PO
400 (RE0703)
LESÃO
DISCÓIDE NO LÚPUS ERITEMATOSO SISTÊMICO
ESTUDEO DE 137 PACIENTES
J.L.A.Amaral;
D.B. Pereira; L.J. Amorim; N.C. Araújo; J.C.M.
Szajubok; W.H. Chahade
Hospital
do Servidor Público Estadual "Francisco
Morato de Oliveira" - São Paulo - SP
Introdução:
A
Lesão Discóide acomete principalmente
mulheres, na faixa etária de 40 anos. Têm-se
como objetivos melhorar a aparência da lesão
cutânea, evitar deformidades assegurar um bom
prognóstico e o seguimento da doença deve
ser feito, visto que a progressão para Lúpus
Eritematoso Sistêmico (LES) pode ocorrer em porcentagens
que variam de 2 a 20% dos casos, sendo isto mais freqüenta
na forma generalizada do Lúpus Eritematoso Discóide.
Objetivo:
Relatar
a prevalência da lesão discóide
em pacientes com LRES, acompanhados ao serviço
de Reumatologia do Hospital do Servidor Público
Estadual (HSPE-SP), destacando a freqüência
de lesão discóide no LES ou o seu aparecimento
durante a evolução da doença.
Materiais
e Métodos: Este
estudo avaliou, retrospectivamente, 137 pacientes lúpicos,
segundo critérios do Colégio Americano
de Reumatologia (A.C.R.), acompanhados pelo nosso serviço,
demonstrando a freqüência desses pacientes
com lesão discóide, como critério
de LES, avaliando quanto ao tempo médio de doença,
idade média de aparecimento da lesão discóide
e quantos desses pacientes com Lesão Discópide
progrediram para forma sistêmica.
Resultados:
Verificou-se que 13 pacientes (9,5%) dentre os 137 que
apresentavam LES, tinham lesão discóide
como critério diagnóstico. Desses 13 pacientes,
11 (84,6%) eram da raça branca e 100% do sexo
feminino. O tempo médio de LES foi de 15 anos
(1 a 44 anos), idad4e média do aparecimento da
lesão discóide foi de 31 anos (7-47 anos).

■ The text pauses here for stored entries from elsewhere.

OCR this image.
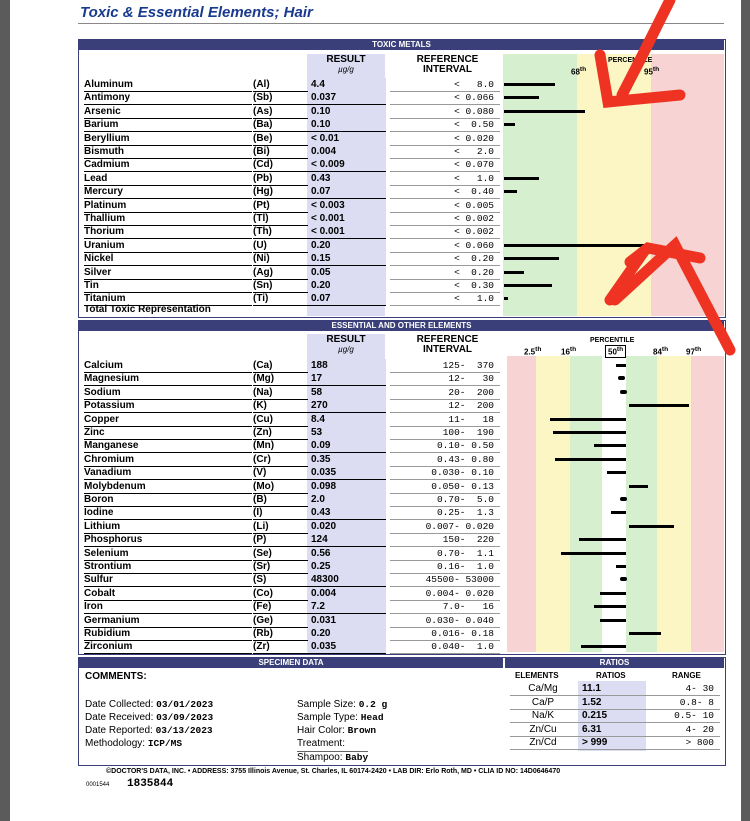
Toxic & Essential Elements; Hair
TOXIC METALS
RESULT
µg/g
REFERENCE
INTERVAL
PERCENTILE
68th	95th
Aluminum	(Al)	4.4	<   8.0
Antimony	(Sb)	0.037	< 0.066
Arsenic	(As)	0.10	< 0.080
Barium	(Ba)	0.10	<  0.50
Beryllium	(Be)	< 0.01	< 0.020
Bismuth	(Bi)	0.004	<   2.0
Cadmium	(Cd)	< 0.009	< 0.070
Lead	(Pb)	0.43	<   1.0
Mercury	(Hg)	0.07	<  0.40
Platinum	(Pt)	< 0.003	< 0.005
Thallium	(Tl)	< 0.001	< 0.002
Thorium	(Th)	< 0.001	< 0.002
Uranium	(U)	0.20	< 0.060
Nickel	(Ni)	0.15	<  0.20
Silver	(Ag)	0.05	<  0.20
Tin	(Sn)	0.20	<  0.30
Titanium	(Ti)	0.07	<   1.0
Total Toxic Representation
ESSENTIAL AND OTHER ELEMENTS
RESULT
µg/g
REFERENCE
INTERVAL
PERCENTILE
2.5th 16th	50th	84th 97th
Calcium	(Ca)	188	125-  370
Magnesium	(Mg)	17	12-   30
Sodium	(Na)	58	20-  200
Potassium	(K)	270	12-  200
Copper	(Cu)	8.4	11-   18
Zinc	(Zn)	53	100-  190
Manganese	(Mn)	0.09	0.10- 0.50
Chromium	(Cr)	0.35	0.43- 0.80
Vanadium	(V)	0.035	0.030- 0.10
Molybdenum	(Mo)	0.098	0.050- 0.13
Boron	(B)	2.0	0.70-  5.0
Iodine	(I)	0.43	0.25-  1.3
Lithium	(Li)	0.020	0.007- 0.020
Phosphorus	(P)	124	150-  220
Selenium	(Se)	0.56	0.70-  1.1
Strontium	(Sr)	0.25	0.16-  1.0
Sulfur	(S)	48300	45500- 53000
Cobalt	(Co)	0.004	0.004- 0.020
Iron	(Fe)	7.2	7.0-   16
Germanium	(Ge)	0.031	0.030- 0.040
Rubidium	(Rb)	0.20	0.016- 0.18
Zirconium	(Zr)	0.035	0.040-  1.0
SPECIMEN DATA	RATIOS
COMMENTS:
Date Collected: 03/01/2023
Date Received: 03/09/2023
Date Reported: 03/13/2023
Methodology: ICP/MS
Sample Size: 0.2 g
Sample Type: Head
Hair Color: Brown
Treatment:
Shampoo: Baby
ELEMENTS	RATIOS	RANGE
Ca/Mg	11.1	4- 30
Ca/P	1.52	0.8- 8
Na/K	0.215	0.5- 10
Zn/Cu	6.31	4- 20
Zn/Cd	> 999	> 800
©DOCTOR'S DATA, INC. • ADDRESS: 3755 Illinois Avenue, St. Charles, IL 60174-2420 • LAB DIR: Erlo Roth, MD • CLIA ID NO: 14D0646470
0001544 1835844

È importante ressaltar que 76,9% dos pacientes
iniciou o quadro de LES com Lesão Discóide,
e que 23,1\% apresentaram Lesão Discóide
com posterior sistematização.
Conclusão:
Os
achados encontrados a respeito da freqüência
da Lesão Discóide no LES, como manifestação
inicial da doença, e de sua sistematização
foram compatíveis com literatura médica,
sendo importante portanto o seguimento desta lesão
pois é considerável a porcentagem de evolução
para LES, como foi mostrado em nosso estudo.